Diese Einfalls- und Spannungsarmut rechtfertigt Moning mehrmals, in dem sie in "Der dunkle Highlander" auf vorhergehende Werke oder die Vorzüge von Liebesromanen im Allgemeinen anspielt: "Wenn ich Realität will, dann sehe ich CNN." Nun verlangt von einem Liebes- oder Zeitreiseroman niemand "Realität". Dennoch sollte man sich als Leser mit den Personen und ihrer Liebe zueinander identifizieren können. Wenn die Helden in der Vergangenheit sind, muss es auch Unterschiede zur vorhergehenden Realität der Gegenwart und nicht nur einen Kulissenwechsel geben. Spannung resultiert hierbei aus der Wahrscheinlichkeit, aus der Limitierung der Möglichkeiten und einem drohenden Verlust. Diana Gabaldon hat das mit dem ersten Buch ihrer Highlandsaga ("Feuer und Stein") vorgemacht. Daher müssen sich nachfolgende Romane immer an ihr messen lassen.

Auch bei Gabaldon wird die Zeitreise mit Hilfe eines Steinkreises möglich. Nur ähnelt dieser keinem Beamer, den man ständig benutzen kann, sondern fungiert als Manifestation der Trennungslinie zwischen den Zeiten und den Protagonisten. Sie physisch zu übertreten, ist nur an mythologisch besonderen Tagen des Jahres möglich. Ein psychisches Überwinden bleibt in manchen Bereichen gänzlich versagt. In diesen Momenten springen Liebe und Vertrauen ein, damit es zu einer Annäherung zwischen den Charakteren kommen kann. Daraus resultiert bei Gabaldon Spannung und Tragik zugleich. Ihren Protagonisten glaubt der Leser auch, dass sich zwei erwachsene Menschen trotz aller Verständnisschwierigkeiten, die aus der Zugehörigkeit zu unterschiedlichen Jahrhunderten resultieren, sowohl geistig wie auch körperlich lieben. Was Moning hier abgeliefert hat, lässt sich auf die Formel "gut gebauter Highlander beglückt unerfahrene Studentin" reduzieren.
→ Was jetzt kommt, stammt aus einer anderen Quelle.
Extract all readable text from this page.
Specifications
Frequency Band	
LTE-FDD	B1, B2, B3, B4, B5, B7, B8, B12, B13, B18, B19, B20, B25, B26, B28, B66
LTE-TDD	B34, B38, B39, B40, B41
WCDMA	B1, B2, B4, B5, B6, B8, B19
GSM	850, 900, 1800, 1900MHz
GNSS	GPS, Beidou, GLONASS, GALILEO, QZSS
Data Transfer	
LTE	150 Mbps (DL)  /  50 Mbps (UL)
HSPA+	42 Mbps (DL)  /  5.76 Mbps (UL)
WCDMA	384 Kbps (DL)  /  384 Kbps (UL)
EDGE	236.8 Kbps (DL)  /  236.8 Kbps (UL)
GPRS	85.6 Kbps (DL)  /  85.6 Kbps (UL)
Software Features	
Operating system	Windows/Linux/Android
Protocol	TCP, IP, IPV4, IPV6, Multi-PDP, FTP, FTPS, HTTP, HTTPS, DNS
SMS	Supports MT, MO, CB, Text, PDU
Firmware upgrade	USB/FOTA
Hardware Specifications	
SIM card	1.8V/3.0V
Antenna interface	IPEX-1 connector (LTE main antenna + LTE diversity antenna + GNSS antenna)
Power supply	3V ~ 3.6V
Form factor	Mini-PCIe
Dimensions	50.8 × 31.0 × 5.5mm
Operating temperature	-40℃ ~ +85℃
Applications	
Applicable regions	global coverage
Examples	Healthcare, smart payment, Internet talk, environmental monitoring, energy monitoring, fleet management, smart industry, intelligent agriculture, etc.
Das ist Weichspülerpornografie, bei der man die Seiten mit der spärlichen Handlung getrost überblättern kann, um sich auf das Wesentliche des Romans zu konzentrieren. Vorgelesen auf zehn CDs wirkt "Der dunkle Highlander" - so sehr sich die Sprecherin auch bemüht - bestenfalls erheiternd oder als gute Einschlafhilfe.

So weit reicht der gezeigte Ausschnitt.